BAov natural history has been evaluated in several studies. It is known to be variable and dependent on associated abnormalities, age of patient and anatomical subtype. It can range from severe valval stenosis in childhood to asymptomatic minimal disease in patient’s in their 70’s. Many of the adult patients (approximately 75%) have progressive fibrocalcific valval stenosis and aortopathy, eventually requiring surgical treatment. This usually leads to presentation in middle age; in contrast only 2% of children have isolated significant BAov disease.

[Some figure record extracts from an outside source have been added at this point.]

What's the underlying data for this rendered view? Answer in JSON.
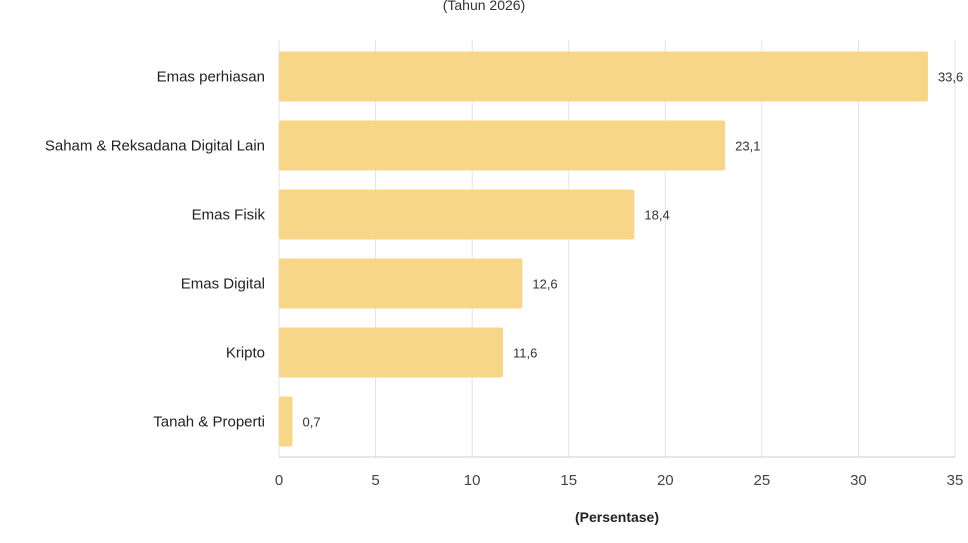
{
  "chart_data": {
    "type": "bar",
    "orientation": "horizontal",
    "subtitle": "(Tahun 2026)",
    "xlabel": "(Persentase)",
    "ylabel": "",
    "categories": [
      "Emas perhiasan",
      "Saham & Reksadana Digital Lain",
      "Emas Fisik",
      "Emas Digital",
      "Kripto",
      "Tanah & Properti"
    ],
    "values": [
      33.6,
      23.1,
      18.4,
      12.6,
      11.6,
      0.7
    ],
    "value_labels": [
      "33,6",
      "23,1",
      "18,4",
      "12,6",
      "11,6",
      "0,7"
    ],
    "xlim": [
      0,
      35
    ],
    "xticks": [
      0,
      5,
      10,
      15,
      20,
      25,
      30,
      35
    ],
    "xtick_labels": [
      "0",
      "5",
      "10",
      "15",
      "20",
      "25",
      "30",
      "35"
    ],
    "grid": true,
    "bar_color": "#f8d688"
  }
}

Diagnosis is based on clinical suspicion by medical, family history or incidentally finding during a well-baby or physical examination. Late presenters are common, mostly with “isolated- adult” valval form. The mainstay of diagnosis is echocardiography (Transthoracic or Transesophageal) which can provide diagnosis in most patients detecting also progression of aortopathy, before complications occur. Recently, the use of metalloproteinase plasma assays, computer tomography and magnetic resonance imaging, have been introduced in clinical practice diagnosis and risk stratification.

Decisive treatment is only by surgical means. Medicines as: b-blockers, ACE-I, ARDS and Statins, have been used to alleviate symptoms and slow progression.

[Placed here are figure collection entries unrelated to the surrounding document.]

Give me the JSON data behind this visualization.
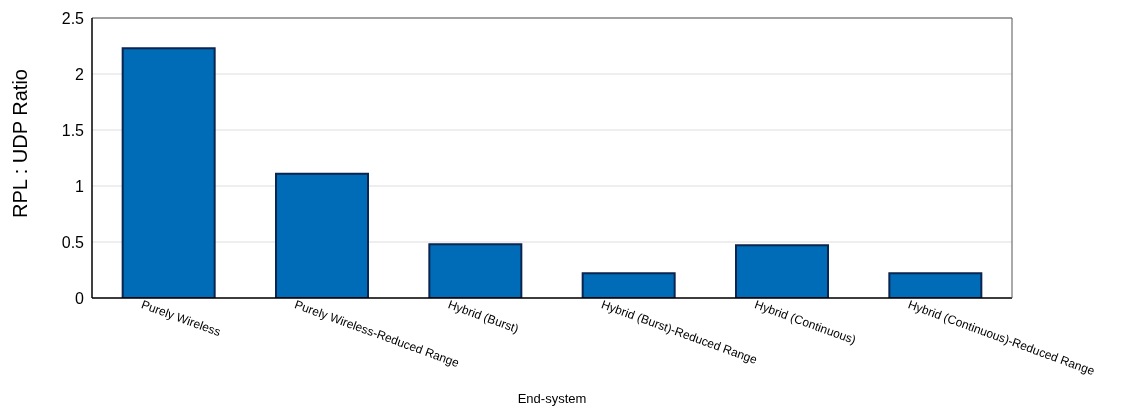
{
  "chart_data": {
    "type": "bar",
    "xlabel": "End-system",
    "ylabel": "RPL : UDP Ratio",
    "categories": [
      "Purely Wireless",
      "Purely Wireless-Reduced Range",
      "Hybrid (Burst)",
      "Hybrid (Burst)-Reduced Range",
      "Hybrid (Continuous)",
      "Hybrid (Continuous)-Reduced Range"
    ],
    "values": [
      2.23,
      1.11,
      0.48,
      0.22,
      0.47,
      0.22
    ],
    "color": "#006bb6",
    "ylim": [
      0,
      2.5
    ],
    "yticks": [
      0,
      0.5,
      1,
      1.5,
      2,
      2.5
    ],
    "grid": "y"
  }
}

The 2014 ACC/AHA and the 2017 ESC guidelines for the management of patients with valvular heart disease address all the indications, types of surgery and/or intervention strategies in adult patients.

In children valve replacement is not encouraged as physical development, outgrows the prosthetic valve. Strategies to repair the stenotic or regurgitant valve or even the use of a sub-coronary Ross procedure - by an experienced surgeon- with pulmonary autograft, should be used because of the excellent postoperative long-term results. Due to the lack of valve calcification in children, balloon valvuloplasty is possible and can be in same cases the strategy of choice. Studies have shown good follow-up in both the immediate and medium terms, follow-up. This can buy time bridging the patient before needing surgery.

In summary, there are still large gaps in understanding the pathophysiology of BAov-associated valvopathy - aortopathy. Today, finding of a BAov in any age patient, must be approached as a Syndrome and not a defined disease. Most recent studies have frequently produced conflicting findings regarding the subsequent development of BAov disease. Neither the prevalence, appearance, nor relation to valve morphology has been defined and accepted with certainty. The relative contribution of genetic factors and hemodynamic stresses to the aortopathy of BAov remains unclear in many details.

Finally, there is a trend towards Transcatheter aortic valve replacement (TAVR) and classical surgeries for BAov -associated valvopathy and aortopathy respectively. Newer therapies will need to be compared against the “traditional” Bentall surgery, and likely hybrid procedures such as Bentall surgery with bioprosthetic aortic valve replacement and subsequent follow-up of TAVR procedure.

Τhe only robust data on the subject of the syndrome of the BAov is that we still have many to learn in how to deal efficiently with a condition in which its high prevalence, many subtypes and presentations in any age group highlights it as a major public health treat.